Will Mortgage Rates Keep Dropping?
One silver lining from trade tensions with China and fears about a slowing global economy – the same factors whipsawing the stock market – is that mortgage rates are heading lower.
That is helping homeowners and buyers alike.
People who bought in the last two to three years may pocket major savings by refinancing their mortgage, while those hunting for a new home may get a bit more spending power, thanks to lower rates.
The average rate on the 30-year fixed mortgage – the most popular for home purchases – fell to 4.01% for the week ending Aug. 2 from 4.08% the previous week, the Mortgage Bankers Association reported. That was the lowest level since November 2016.
The average rate for 15-year fixed-rate mortgages – a common refinance option – slipped from 3.48% to 3.37%, the lowest since September 2016, the MBA said.
Even lower rates are expected when the MBA releases its next report on Wednesday.
“The Federal Reserve cut rates as expected … but the bigger influence on the financial markets was the beginning of a trade war with China,” Mike Fratantoni, MBA’s chief economist, said in a statement. “The result was a sharp drop in mortgage rates, which will likely draw many refinance borrowers into the market in the coming weeks.”

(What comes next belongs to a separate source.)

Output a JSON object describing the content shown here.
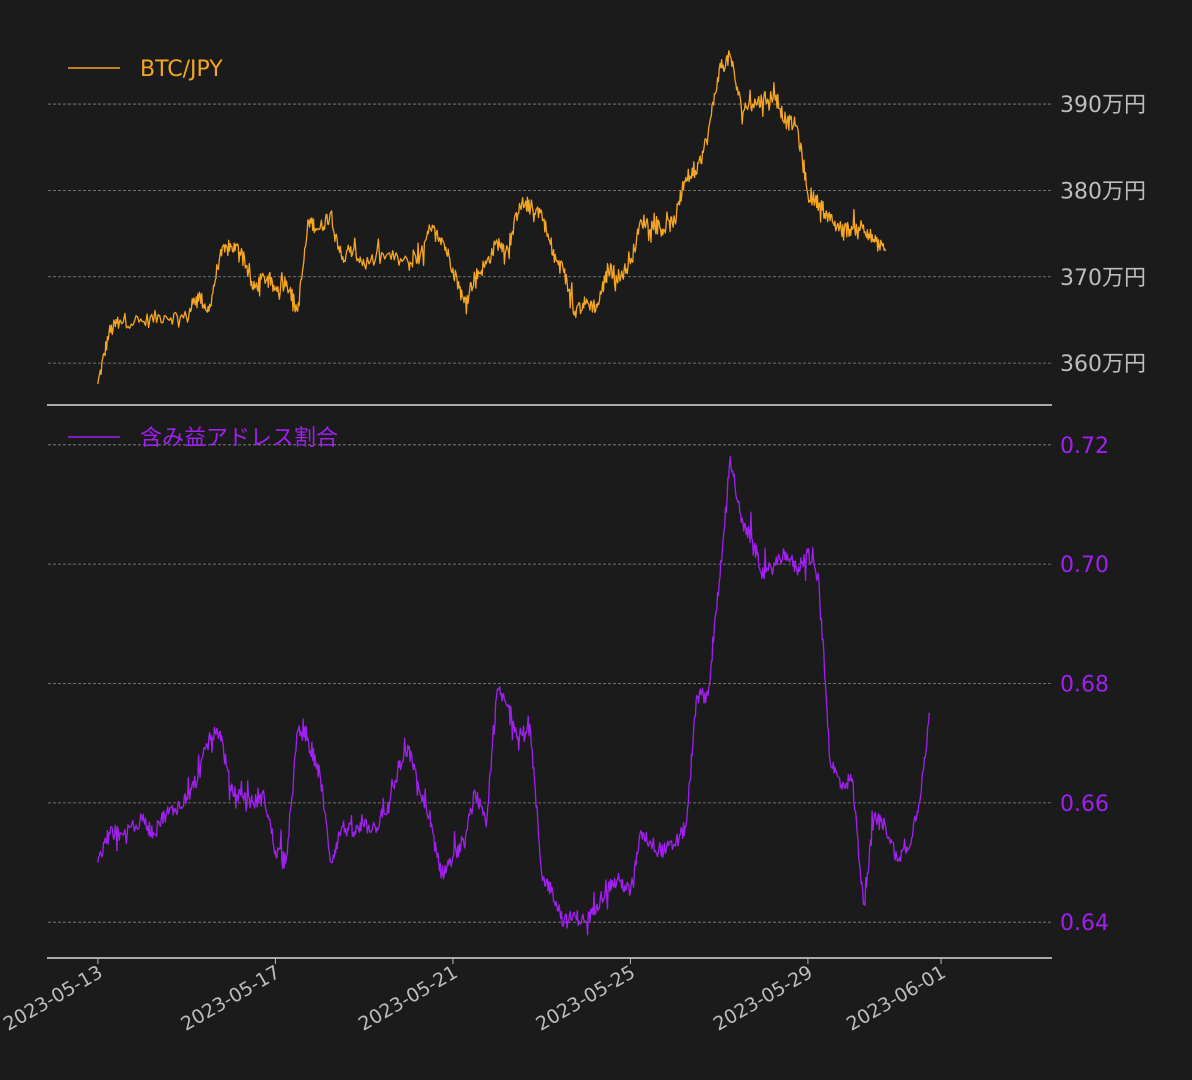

As trade tensions escalated, jittery investors poured money into longer-term U.S. Treasurys, considered safe investments, lowering their yield. Fixed mortgage rates typically follow the yield on the 10-year Treasury.
“We fully expect that refinance volume will jump even higher … given the further drop in rates,” Fratantoni said.
The volume of refinancing applications increased 12% from the previous week and was 116% higher than the same week a year earlier due to the decline in rates, according to the MBA.
John Stearns, a senior mortgage originator at American Fidelity Mortgage Services in Milwaukee, started three new refinancings, two of which were inspired by falling rates.
One homeowner has 16 years left on a 20-year mortgage. They are refinancing into a new 20-year at a lower rate and dropping private mortgage insurance, saving about $105 a month. A second owner has 17 years left on their 20-year mortgage and is refinancing into a new 15-year home loan, shaving two years off the life of the loan.
“It’s not just about a lower payment,” Stearns said. “If people are able to knock off a few years of the mortgage, that’s a good thing, too.”
Purchases stymied by market
Homebuyers who got preapproved for a loan earlier this year may find they can qualify for a bit more than before, said Scott Sheldon, branch manager at New American Funding in Santa Rosa, California.
“With today’s reduction in rates at about 1%, people are getting about $35,000 to $40,000 of extra spending power … right now versus a few months ago,” he said.
The problem is that homebuyers in many areas still face a limited supply of houses. They may be preapproved at a low rate for a mortgage, but can’t find a house to put it toward. The number of mortgage applications for purchases decreased 2% for the week ending Aug. 2 versus the week before.
Stearns, who closed recently on a purchase loan after the buyer was in the market for two years, is seeing new people come through the door looking to get preapproved.
“But who knows when they’ll find something to buy,” he said.